I recently tried Overhead Squats with a Kettlebell. I noticed that the KB traveled forward meaning I could not keep the KB over my feed as I stood up. I can do the T-spine rotation on a Bent Press with no weight. But it must be my shoulder mobility.
Don't feel bad, @jayjo, overhead squats with a kettlebell are much more difficult than with a bar. Your hands must stay vertical with KBs, whereas with a bar you have your snatch grip. Some people do work narrow grip OHS, but it's not the core movement. This doesn't mean you shouldn't work OHS with KBs, just don't be surprised at the level of difficulty.
 
Don't feel bad, @jayjo, overhead squats with a kettlebell are much more difficult than with a bar. Your hands must stay vertical with KBs, whereas with a bar you have your snatch grip. Some people do work narrow grip OHS, but it's not the core movement. This doesn't mean you shouldn't work OHS with KBs, just don't be surprised at the level of difficulty.

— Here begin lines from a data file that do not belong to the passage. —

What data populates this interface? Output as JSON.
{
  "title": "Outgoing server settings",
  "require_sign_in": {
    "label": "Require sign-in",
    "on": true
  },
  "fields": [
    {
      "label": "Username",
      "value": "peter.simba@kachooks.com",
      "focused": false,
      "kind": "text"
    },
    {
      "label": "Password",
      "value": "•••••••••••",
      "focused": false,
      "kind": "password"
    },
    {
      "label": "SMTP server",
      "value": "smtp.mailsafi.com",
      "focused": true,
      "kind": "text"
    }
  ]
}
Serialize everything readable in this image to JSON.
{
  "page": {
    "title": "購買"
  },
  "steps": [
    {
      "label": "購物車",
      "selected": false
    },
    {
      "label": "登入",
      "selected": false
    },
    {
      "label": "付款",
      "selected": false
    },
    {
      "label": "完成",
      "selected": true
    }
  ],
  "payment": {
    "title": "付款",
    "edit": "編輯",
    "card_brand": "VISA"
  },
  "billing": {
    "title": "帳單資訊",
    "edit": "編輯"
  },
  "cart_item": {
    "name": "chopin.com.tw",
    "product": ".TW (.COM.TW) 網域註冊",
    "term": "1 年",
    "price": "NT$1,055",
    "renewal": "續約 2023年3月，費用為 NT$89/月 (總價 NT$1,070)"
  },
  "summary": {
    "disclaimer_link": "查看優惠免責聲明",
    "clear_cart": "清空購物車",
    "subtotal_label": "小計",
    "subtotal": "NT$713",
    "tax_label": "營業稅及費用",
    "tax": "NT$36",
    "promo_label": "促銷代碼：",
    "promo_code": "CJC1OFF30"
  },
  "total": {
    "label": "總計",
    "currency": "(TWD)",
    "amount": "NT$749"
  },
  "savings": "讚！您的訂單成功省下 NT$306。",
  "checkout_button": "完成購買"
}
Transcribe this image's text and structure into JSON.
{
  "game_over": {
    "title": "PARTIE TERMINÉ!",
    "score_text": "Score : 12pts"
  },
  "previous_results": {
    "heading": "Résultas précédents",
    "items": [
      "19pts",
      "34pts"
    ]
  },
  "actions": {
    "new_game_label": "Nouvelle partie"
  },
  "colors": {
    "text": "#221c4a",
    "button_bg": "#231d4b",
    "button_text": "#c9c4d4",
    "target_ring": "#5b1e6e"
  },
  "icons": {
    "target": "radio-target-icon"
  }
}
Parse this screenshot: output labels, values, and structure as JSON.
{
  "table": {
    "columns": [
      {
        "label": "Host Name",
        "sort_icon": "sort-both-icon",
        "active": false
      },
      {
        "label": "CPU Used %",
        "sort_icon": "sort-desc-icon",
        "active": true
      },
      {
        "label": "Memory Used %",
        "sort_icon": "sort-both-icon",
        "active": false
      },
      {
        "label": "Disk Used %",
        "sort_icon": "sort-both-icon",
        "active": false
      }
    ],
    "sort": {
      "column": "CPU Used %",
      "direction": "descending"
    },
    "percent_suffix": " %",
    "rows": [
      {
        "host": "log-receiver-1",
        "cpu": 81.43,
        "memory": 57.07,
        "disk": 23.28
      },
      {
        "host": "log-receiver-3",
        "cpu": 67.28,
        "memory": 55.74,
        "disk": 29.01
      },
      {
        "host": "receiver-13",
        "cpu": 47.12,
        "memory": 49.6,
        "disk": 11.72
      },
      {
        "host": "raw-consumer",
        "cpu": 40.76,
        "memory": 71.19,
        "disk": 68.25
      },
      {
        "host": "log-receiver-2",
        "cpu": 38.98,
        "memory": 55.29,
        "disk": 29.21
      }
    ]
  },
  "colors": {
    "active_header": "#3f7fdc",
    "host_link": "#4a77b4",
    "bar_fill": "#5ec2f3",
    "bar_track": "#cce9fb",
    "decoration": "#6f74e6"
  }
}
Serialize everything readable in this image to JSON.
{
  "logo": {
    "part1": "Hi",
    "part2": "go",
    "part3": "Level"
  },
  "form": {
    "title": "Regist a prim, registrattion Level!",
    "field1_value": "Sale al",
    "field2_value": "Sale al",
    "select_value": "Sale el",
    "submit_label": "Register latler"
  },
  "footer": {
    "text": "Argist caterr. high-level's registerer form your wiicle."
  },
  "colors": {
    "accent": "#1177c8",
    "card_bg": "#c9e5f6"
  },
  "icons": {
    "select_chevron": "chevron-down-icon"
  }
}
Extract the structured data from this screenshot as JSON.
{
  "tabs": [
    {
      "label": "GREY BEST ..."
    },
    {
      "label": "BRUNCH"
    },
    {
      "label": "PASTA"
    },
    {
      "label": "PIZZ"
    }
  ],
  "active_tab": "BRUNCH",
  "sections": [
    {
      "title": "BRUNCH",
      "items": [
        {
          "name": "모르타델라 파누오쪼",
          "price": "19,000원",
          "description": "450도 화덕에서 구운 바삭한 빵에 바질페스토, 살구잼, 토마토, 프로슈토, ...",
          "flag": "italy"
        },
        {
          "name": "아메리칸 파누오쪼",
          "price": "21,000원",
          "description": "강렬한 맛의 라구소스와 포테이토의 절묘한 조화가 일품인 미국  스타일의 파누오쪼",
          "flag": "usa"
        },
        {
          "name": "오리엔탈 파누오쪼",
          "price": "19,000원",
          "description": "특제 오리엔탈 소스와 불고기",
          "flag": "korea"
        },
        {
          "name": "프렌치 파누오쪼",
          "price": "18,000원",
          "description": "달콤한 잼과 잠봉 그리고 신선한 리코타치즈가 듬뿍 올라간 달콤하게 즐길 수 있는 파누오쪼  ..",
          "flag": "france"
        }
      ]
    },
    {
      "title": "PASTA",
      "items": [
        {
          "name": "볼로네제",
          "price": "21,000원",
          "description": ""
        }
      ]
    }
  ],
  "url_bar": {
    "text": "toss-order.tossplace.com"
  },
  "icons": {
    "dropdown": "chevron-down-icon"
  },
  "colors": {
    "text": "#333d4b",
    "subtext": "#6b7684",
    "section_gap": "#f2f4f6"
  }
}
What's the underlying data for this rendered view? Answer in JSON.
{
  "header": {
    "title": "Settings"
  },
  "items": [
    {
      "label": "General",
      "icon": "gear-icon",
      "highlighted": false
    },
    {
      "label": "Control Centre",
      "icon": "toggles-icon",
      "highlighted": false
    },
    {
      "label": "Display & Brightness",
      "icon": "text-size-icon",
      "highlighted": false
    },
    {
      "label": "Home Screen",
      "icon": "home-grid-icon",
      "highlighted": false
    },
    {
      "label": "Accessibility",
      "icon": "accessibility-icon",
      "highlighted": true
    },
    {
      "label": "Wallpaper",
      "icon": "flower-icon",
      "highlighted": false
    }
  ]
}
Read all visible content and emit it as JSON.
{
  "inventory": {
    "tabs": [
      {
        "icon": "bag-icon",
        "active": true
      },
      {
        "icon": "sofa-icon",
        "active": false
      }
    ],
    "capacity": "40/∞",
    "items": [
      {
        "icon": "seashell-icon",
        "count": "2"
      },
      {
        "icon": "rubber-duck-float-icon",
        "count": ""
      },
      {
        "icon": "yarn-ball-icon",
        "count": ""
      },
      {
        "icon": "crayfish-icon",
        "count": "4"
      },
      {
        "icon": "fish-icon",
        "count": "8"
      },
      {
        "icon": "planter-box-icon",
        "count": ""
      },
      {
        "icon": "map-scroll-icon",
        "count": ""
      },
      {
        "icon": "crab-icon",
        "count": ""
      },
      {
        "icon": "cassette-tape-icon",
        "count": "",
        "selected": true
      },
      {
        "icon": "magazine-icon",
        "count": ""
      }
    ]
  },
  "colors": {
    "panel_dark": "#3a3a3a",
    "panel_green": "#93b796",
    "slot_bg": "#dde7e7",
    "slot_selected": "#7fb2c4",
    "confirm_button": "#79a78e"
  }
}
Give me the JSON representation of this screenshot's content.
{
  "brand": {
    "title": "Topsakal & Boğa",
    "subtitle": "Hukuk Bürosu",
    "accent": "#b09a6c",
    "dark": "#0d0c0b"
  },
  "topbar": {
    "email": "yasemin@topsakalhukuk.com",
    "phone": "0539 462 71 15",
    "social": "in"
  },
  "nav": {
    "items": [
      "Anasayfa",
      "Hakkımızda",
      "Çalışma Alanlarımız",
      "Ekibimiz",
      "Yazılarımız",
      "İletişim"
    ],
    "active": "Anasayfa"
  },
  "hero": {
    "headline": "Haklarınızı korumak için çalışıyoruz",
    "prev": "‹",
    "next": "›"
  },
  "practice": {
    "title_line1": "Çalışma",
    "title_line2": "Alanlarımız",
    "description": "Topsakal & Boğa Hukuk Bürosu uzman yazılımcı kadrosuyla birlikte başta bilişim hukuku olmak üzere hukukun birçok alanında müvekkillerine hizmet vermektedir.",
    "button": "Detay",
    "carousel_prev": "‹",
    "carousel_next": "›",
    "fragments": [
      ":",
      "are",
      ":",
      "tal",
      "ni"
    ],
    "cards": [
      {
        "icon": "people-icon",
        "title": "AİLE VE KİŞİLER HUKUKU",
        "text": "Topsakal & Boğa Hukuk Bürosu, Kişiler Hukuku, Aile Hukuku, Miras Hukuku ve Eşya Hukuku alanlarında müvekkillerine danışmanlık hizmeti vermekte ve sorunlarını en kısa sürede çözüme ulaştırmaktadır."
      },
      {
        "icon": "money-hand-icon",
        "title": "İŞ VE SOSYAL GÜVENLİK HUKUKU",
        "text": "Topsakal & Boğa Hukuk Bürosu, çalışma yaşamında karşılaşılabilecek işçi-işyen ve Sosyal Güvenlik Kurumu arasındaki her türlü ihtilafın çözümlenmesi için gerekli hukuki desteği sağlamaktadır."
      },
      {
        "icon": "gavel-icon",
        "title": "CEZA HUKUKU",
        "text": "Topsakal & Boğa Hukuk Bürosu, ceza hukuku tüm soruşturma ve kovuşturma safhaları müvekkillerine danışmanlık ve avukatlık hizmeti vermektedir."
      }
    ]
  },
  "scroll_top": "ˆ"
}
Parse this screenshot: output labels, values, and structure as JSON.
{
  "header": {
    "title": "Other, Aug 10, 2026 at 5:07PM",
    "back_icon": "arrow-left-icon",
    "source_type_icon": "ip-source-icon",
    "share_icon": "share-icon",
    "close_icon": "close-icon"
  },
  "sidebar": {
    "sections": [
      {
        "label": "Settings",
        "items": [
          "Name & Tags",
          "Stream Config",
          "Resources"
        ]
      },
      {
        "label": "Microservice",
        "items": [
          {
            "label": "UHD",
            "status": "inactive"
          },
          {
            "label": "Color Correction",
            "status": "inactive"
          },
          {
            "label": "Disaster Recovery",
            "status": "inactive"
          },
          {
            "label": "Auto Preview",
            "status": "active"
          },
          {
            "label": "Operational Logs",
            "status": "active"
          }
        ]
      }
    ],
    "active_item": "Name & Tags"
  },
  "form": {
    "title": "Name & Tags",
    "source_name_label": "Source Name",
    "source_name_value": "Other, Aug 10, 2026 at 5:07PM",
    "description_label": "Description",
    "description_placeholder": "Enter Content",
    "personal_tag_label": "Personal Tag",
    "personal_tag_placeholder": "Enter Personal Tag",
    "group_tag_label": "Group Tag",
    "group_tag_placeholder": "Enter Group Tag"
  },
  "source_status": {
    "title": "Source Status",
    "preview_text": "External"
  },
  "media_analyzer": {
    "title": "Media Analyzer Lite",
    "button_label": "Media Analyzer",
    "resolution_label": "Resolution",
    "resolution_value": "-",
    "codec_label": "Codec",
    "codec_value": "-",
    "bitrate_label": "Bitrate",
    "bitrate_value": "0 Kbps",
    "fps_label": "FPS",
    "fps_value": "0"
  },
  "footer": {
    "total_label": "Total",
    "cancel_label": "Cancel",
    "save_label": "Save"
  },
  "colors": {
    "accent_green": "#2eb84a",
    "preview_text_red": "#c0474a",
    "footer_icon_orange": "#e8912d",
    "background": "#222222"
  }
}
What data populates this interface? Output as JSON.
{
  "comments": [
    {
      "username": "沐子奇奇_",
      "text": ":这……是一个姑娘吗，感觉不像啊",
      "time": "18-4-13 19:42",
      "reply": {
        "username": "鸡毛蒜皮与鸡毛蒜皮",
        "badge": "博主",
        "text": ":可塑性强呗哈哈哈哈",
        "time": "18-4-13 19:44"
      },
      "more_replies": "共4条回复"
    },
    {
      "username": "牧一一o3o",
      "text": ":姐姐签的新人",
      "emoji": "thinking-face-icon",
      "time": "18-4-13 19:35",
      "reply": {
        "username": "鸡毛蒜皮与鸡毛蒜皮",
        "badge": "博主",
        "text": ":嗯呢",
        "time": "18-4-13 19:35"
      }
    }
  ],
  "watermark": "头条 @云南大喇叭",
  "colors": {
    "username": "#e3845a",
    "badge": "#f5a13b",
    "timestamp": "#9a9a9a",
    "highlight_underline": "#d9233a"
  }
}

OK thank you. I have no problem with Overhead Walking Lunges. Not sure if that is relevant.
 
That's great news. It's relevant in the sense that if you have a hard time with walking lunges I would definitely suggest you see a PT. Lunges have a much lower mobility requirement. Firstly, assuming you're only using one KB you only have one hand overhead. Secondly, you're in a split stance which makes getting under an overhead load much easier. This is the reason the vast majority of competitive weightlifters (aside from the Chinese team) jerk the bar with a split stance.

If you're dying to overhead squat, find a good coach and start with some effective mobility work. I trained with Sean Waxman in So Cal for a few years and for the first month all he had me do was come in and do specific things on the foam roller to open up my T-spine. (And it was an hour drive each way!) After 30 years of Thai boxing and various other martial arts, I was pretty locked up. I think the most valuable thing I got from training weightlifting was the improved mobility. It was worth the drive.